A contrapié

El 109 del Código Municipal

La decisión de los regidores y síndicos del Ayuntamiento de impedir el acceso a la prensa –y al público en general- a las reuniones de comisión está apegada a derecho, pues la respalda el Código Municipal para el Estado de Coahuila, de tal manera que en este sentido nadie puede recriminarles nada.
Si el Artículo 109 de las mencionadas disposiciones estatales establece que las reuniones de comisión no podrán ser públicas, lo que hicieron los ediles fue observarlo escrupulosamente, de  manera muy estricta, al pie de la letra.
Lo que llama la atención es que la postura más exigente y radical para hacer cumplir la ley provino de Roberto Rodríguez, regidor por el PRD, cuando de su parte se esperaría más bien tolerancia y apertura como militante de un partido de izquierda, y sobre todo como oposición al actual gobierno municipal.
Lo que pasa es que los reporteros quedaron “mal acostumbrados”, por decirlo de alguna manera, en el anterior gobierno municipal, en el que los regidores y síndicos, en aras de la tolerancia y la transparencia permitimos el acceso a la prensa a todas las reuniones de las comisiones, fueran de Hacienda, Gobernación, Transporte, Obras Públicas, Inspección y Verificación, Educación y Cultura y demás.
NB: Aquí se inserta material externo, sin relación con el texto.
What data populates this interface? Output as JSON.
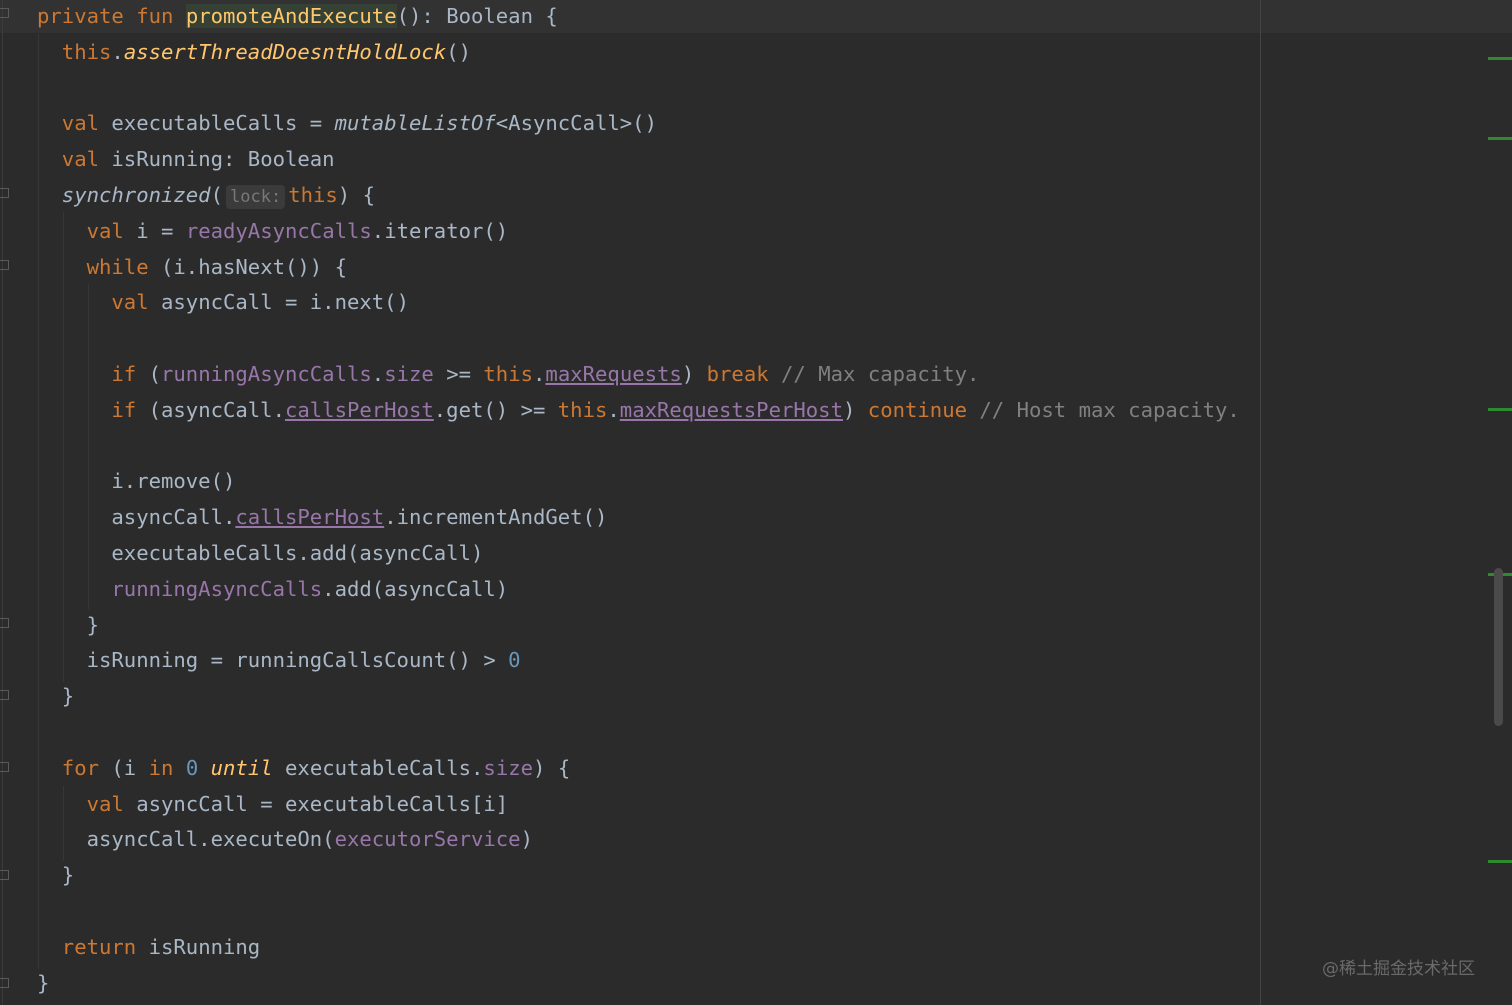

En lo personal se me quedó en borrador una iniciativa encaminada a proponer la modificación del 109 para que las reuniones de regidores y síndicos en comisión adquirieran el carácter de públicas o privadas. Por eso celebro el proyecto del actual gobierno encaminado a ese fin.
 El Artículo 89 del mismo Código señala que las sesiones que celebre –algunas son todo, menos una celebración- el Ayuntamiento podrán ser ordinarias, extraordinarias, solemnes y públicas o secretas. Eso de “secretas” es un término que también ya debería sustituirse por el de privadas. En fin, desde hace muchas administraciones no hay sesiones de Cabildo no públicas, aunque lo prevé el Código como opción. En el mismo tenor las reuniones de comisión deberían ser públicas o privadas.
Por supuesto que los reporteros se sintieron ofendidos y reaccionaron en consecuencia cuando se les impidió la entrada a una sesión de la Comisión de Hacienda hace tres semanas. Esa restricción, insistimos, apegada a derecho, tendrá que eliminarse más temprano que tarde en aras de la transparencia, de la tolerancia.
Como mera referencia, citemos al politólogo italiano Norberto Bobbio, en El futuro de la democracia: “Es bien conocido que la democracia nació bajo la perspectiva de erradicar para siempre de la sociedad humana el poder invisible para dar vida a un gobierno cuyas acciones deberán haber sido analizadas en público”.